A 17- year -old male, a known case of Hodgkin’s lymphoma was admitted to our hospital with anorexia, diplopia, lethargy, and right leg claudication from 3 days before admission. Hodgkin’s lymphoma was in remission phase for about 7 years. Six months before admission, he was admitted to hospital because of fever, night sweats, fatigue, weight loss, splenomegaly, and multiple cervical, retroperitoneal and para-aortic lymphadenopathy that brought up a presumptive diagnosis of relapsed phase of Hodgkin’s disease. The patient was evaluated for staging and treatment. Pathological staging and biopsy of cervical lymph nodes showed stage IIIB of Hodgkin’s lymphoma recurrence. He received chemotherapy for 4 months.
On the tenth day of hospitalization, the temperature briefly rose to 39°C, and photophobia, nuchal, passive and active foot rigidity developed.
On a neurological examination, outward deviation, mydriasis, ptosis and lack of response to light were observed in the right eye. Other cranial nerves were intact. His motor strength was 5/5 in the left extremities and 4/5 in the right extremities with normal sensation. He showed dysmetria and mild hyperreflexia on the right side. Tremor on left hand with mild rigidity on left limbs were observed. Psychiatric examination also revealed depression and anxiety disorders.
A complete blood count revealed leukopenia, with white blood cell count of 2400/μL and anemia with hemoglobin level of 11.4 g/dL. Platelet count was 261000/μL and mean corpuscular volume of 84fL. Blood chemistry showed an albumin level of 2.7 g/dL, normal level of blood urea nitrogen (BUN) and creatinine. Creatine phosphokinase (CPK) level of 344 IU/L (normal 38 - 174 IU/L) and lactate dehydrogenase (LDH) level of 858 IU/L ( normal 207 - 414 IU/L). Glucose level of 126 mg/mL, aspartate aminotransferase (AST) level of 87 IU/L(normal up to 40 IU/L), alanine aminotransferase (ALT) level of 90 IU/L(normal up to 41 IU/L) and normal level of alkaline phosphatase. Ultrasound of the abdomen revealed splenomegaly.

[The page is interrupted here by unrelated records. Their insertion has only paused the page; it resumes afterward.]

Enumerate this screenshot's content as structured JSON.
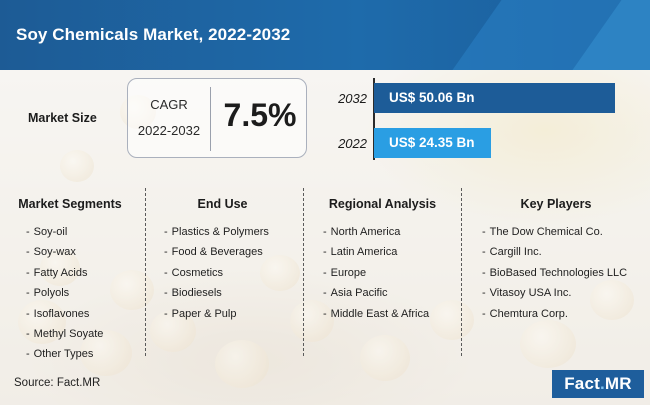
{
  "header": {
    "title": "Soy Chemicals Market, 2022-2032"
  },
  "market_size": {
    "label": "Market Size",
    "cagr_label": "CAGR",
    "cagr_years": "2022-2032",
    "cagr_value": "7.5%"
  },
  "chart_data": {
    "type": "bar",
    "orientation": "horizontal",
    "categories": [
      "2032",
      "2022"
    ],
    "values": [
      50.06,
      24.35
    ],
    "data_labels": [
      "US$ 50.06 Bn",
      "US$ 24.35 Bn"
    ],
    "unit": "US$ Bn",
    "bar_colors": [
      "#1d5c98",
      "#2a9ee3"
    ],
    "xlim": [
      0,
      50.06
    ]
  },
  "columns": [
    {
      "title": "Market Segments",
      "items": [
        "Soy-oil",
        "Soy-wax",
        "Fatty Acids",
        "Polyols",
        "Isoflavones",
        "Methyl Soyate",
        "Other Types"
      ]
    },
    {
      "title": "End Use",
      "items": [
        "Plastics & Polymers",
        "Food & Beverages",
        "Cosmetics",
        "Biodiesels",
        "Paper & Pulp"
      ]
    },
    {
      "title": "Regional Analysis",
      "items": [
        "North America",
        "Latin America",
        "Europe",
        "Asia Pacific",
        "Middle East & Africa"
      ]
    },
    {
      "title": "Key Players",
      "items": [
        "The Dow Chemical Co.",
        "Cargill Inc.",
        "BioBased Technologies LLC",
        "Vitasoy USA Inc.",
        "Chemtura Corp."
      ]
    }
  ],
  "item_prefix": "-",
  "footer": {
    "source": "Source: Fact.MR",
    "logo_main": "Fact",
    "logo_dot": ".",
    "logo_tail": "MR"
  },
  "colors": {
    "header": "#1d5b95",
    "bar_2032": "#1d5c98",
    "bar_2022": "#2a9ee3",
    "logo": "#1e5e9c"
  }
}
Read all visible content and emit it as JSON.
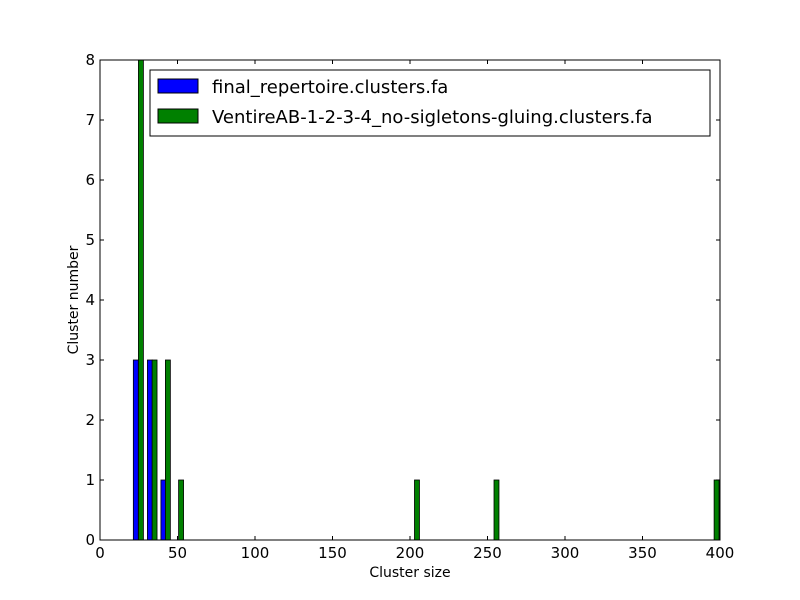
{
  "chart_data": {
    "type": "bar",
    "xlabel": "Cluster size",
    "ylabel": "Cluster number",
    "xlim": [
      0,
      400
    ],
    "ylim": [
      0,
      8
    ],
    "xticks": [
      "0",
      "50",
      "100",
      "150",
      "200",
      "250",
      "300",
      "350",
      "400"
    ],
    "yticks": [
      "0",
      "1",
      "2",
      "3",
      "4",
      "5",
      "6",
      "7",
      "8"
    ],
    "grid": false,
    "legend_position": "top-right",
    "bar_width": 3.2,
    "series": [
      {
        "name": "final_repertoire.clusters.fa",
        "color": "#0000ff",
        "x": [
          23.1,
          32.2,
          40.9
        ],
        "values": [
          3,
          3,
          1
        ]
      },
      {
        "name": "VentireAB-1-2-3-4_no-sigletons-gluing.clusters.fa",
        "color": "#008000",
        "x": [
          26.4,
          35.2,
          43.8,
          52.3,
          204.5,
          255.8,
          397.8
        ],
        "values": [
          8,
          3,
          3,
          1,
          1,
          1,
          1
        ]
      }
    ]
  }
}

2.1. Serological Tests Included
Wright agglutination, Widal agglutination and Coombs Wright were negative. Bacterial cultures of urine were negative. HIV antigen and antibody screening was negative. Erythrocyte sedimentation rate was 8 mm/hour and C-reactive protein (quantitative) was 3+positive. An EEG was normal.
Head CT revealed hypodense lesions in the basal ganglia on the both sides, right thalamus and right cerebral peduncle.
2.2. MRI of the Brain
Axial T1W images showed patchy hyperintensity in basal ganglia and cerebral peduncles due to hemorrhage, and axial T2W and FLAIR images showed high signal intensity lesions in the basal ganglia and right cerebral peduncle, and gadolinium enhanced MRI study showed ring- like and nodular enhancing lesions in the basal ganglia and right cerebral peduncle.
According to the basal ganglia and cerebral peduncle involvement, we suspected to brain metastases arising from Hodgkin’s lymphoma so the patient was candidate for brain biopsy. But diagnosis of acute toxoplasmosis was supported by the presence of serum toxoplasma immunoglobulin M titer of 18 AU/ML (normal < 6 AU/ML) and immunoglobulin G 286 AU/ML (normal < 96 AU/ML). The result of polymerase chain reaction (PCR) examination of the cerebrospinal fluid (CSF) was positive for toxoplasma with normal level of protein, glucose and cells count.
The patient was treated with pyrimethamine (100mg loading dose orally followed by 25mg/day for the next five weeks) plus sulfadiazine (2g/day divided 4 times daily). We also added folinic acid (leucovorin) (25 mg/day) to prevent hematologic toxicity of pyrimethamine. Prednisolone 25mg per 12 hours was also ordered. A prompt therapeutic response was noted. After anti-Toxoplasma therapy initiation, progression of disease was stopped, his speech was dramatically improved but motor sequelaes remained.
MRI of the brain at 6 weeks after anti-toxoplasmosis therapy showed dramatically regression of the lesions, typical for toxoplasmosis.